Nuova discesa a luglio per il clima di fiducia dei consumatori italiani. Seconda la consueta indagine mensile condotta dall’Isae, infatti, si è raggiunto il livello più basso dalla primavera del 1999.

Il calo della fiducia è particolarmente marcato per quanto riguarda i giudizi sulla situazione generale del Paese e su quella familiare, mentre a breve termine la ricerca segnala aspettative sfavorevoli sul mercato del lavoro, sul bilancio finanziario della famiglia e sulle intenzioni di acquisto di autovetture.
Qualche miglioramento si segnala soltanto nelle previsioni sulla propria situazione personale e riguardo alle intenzioni di acquisto dell’abitazione.

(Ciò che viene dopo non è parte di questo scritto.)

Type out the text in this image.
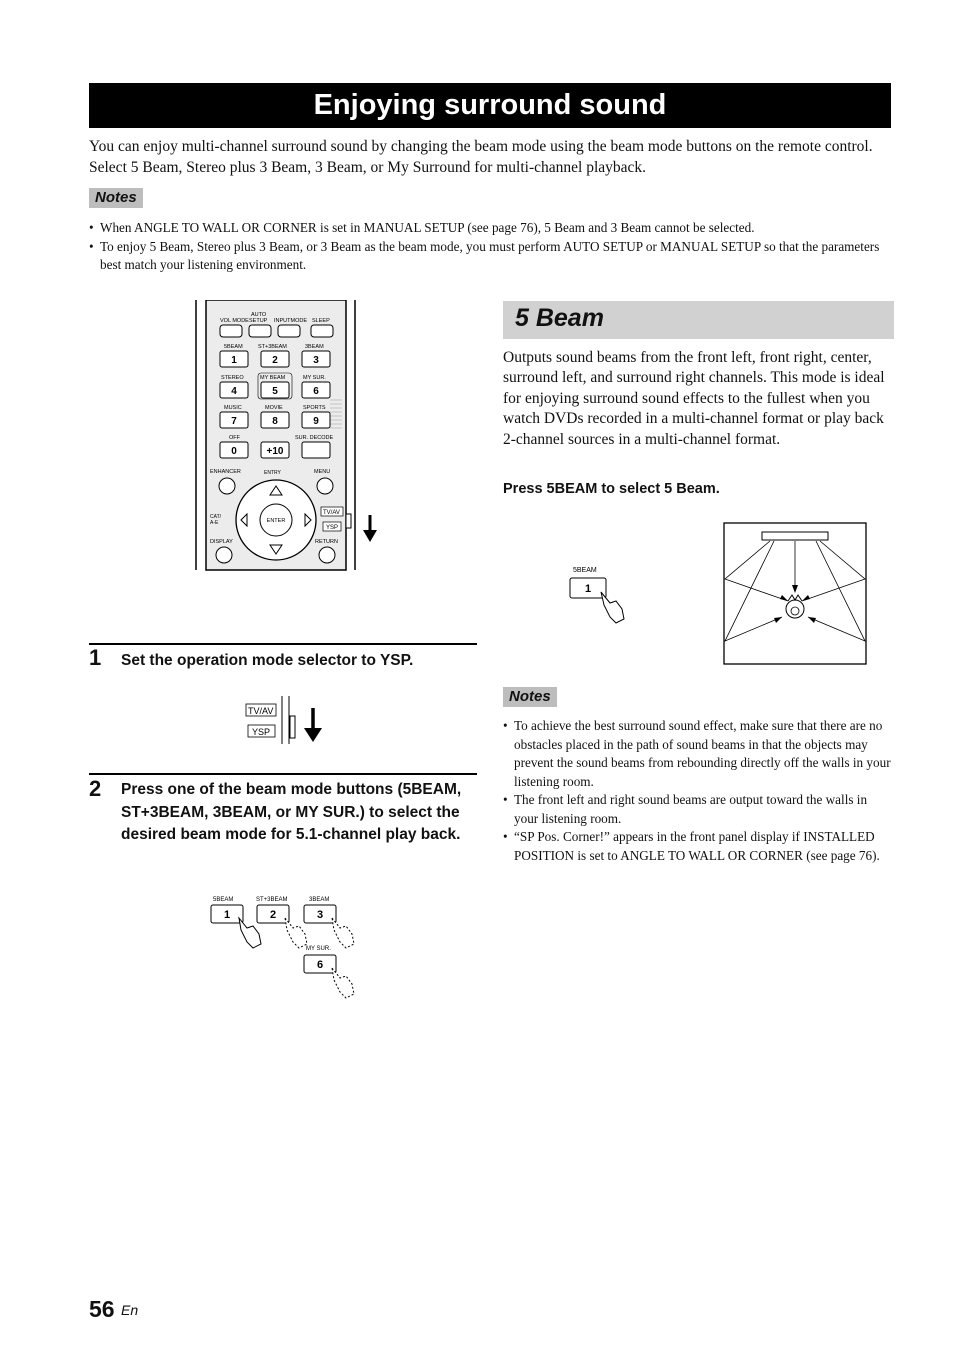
Enjoying surround sound

You can enjoy multi-channel surround sound by changing the beam mode using the beam mode buttons on the remote control. Select 5 Beam, Stereo plus 3 Beam, 3 Beam, or My Surround for multi-channel playback.

Notes
• When ANGLE TO WALL OR CORNER is set in MANUAL SETUP (see page 76), 5 Beam and 3 Beam cannot be selected.
• To enjoy 5 Beam, Stereo plus 3 Beam, or 3 Beam as the beam mode, you must perform AUTO SETUP or MANUAL SETUP so that the parameters best match your listening environment.
VOL MODE
AUTO
SETUP INPUTMODE SLEEP
5BEAM	ST+3BEAM	3BEAM
1	2	3
STEREO	MY BEAM	MY SUR.
4	5	6
MUSIC	MOVIE	SPORTS
7	8	9
OFF	SUR. DECODE
0	+10
ENHANCER	ENTRY	MENU
ENTER
CAT/
A-E
DISPLAY	RETURN
TV/AV
YSP
1 Set the operation mode selector to YSP.

TV/AV
YSP
2 Press one of the beam mode buttons (5BEAM, ST+3BEAM, 3BEAM, or MY SUR.) to select the desired beam mode for 5.1-channel play back.

5BEAM	ST+3BEAM	3BEAM
1	2	3
MY SUR.
6
5 Beam

Outputs sound beams from the front left, front right, center, surround left, and surround right channels. This mode is ideal for enjoying surround sound effects to the fullest when you watch DVDs recorded in a multi-channel format or play back 2-channel sources in a multi-channel format.

Press 5BEAM to select 5 Beam.
5BEAM
1
Notes
• To achieve the best surround sound effect, make sure that there are no obstacles placed in the path of sound beams in that the objects may prevent the sound beams from rebounding directly off the walls in your listening room.
• The front left and right sound beams are output toward the walls in your listening room.
• “SP Pos. Corner!” appears in the front panel display if INSTALLED POSITION is set to ANGLE TO WALL OR CORNER (see page 76).
56 En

I consumatori, inoltre, confermano il graduale rientro delle tensioni inflazionistiche dopo i forti aumenti percepiti negli ultimi mesi.
Negli ultimi mesi, il clima di fiducia italiano mostra un andamento peggiore di quello medio dell’area dell’euro; ciò riflette in buona parte il fatto che in Italia le attese a breve termine sulla situazione personale e generale del Paese peggiorano a partire da febbraio, mentre nel resto dEuropa registrano un modesto miglioramento.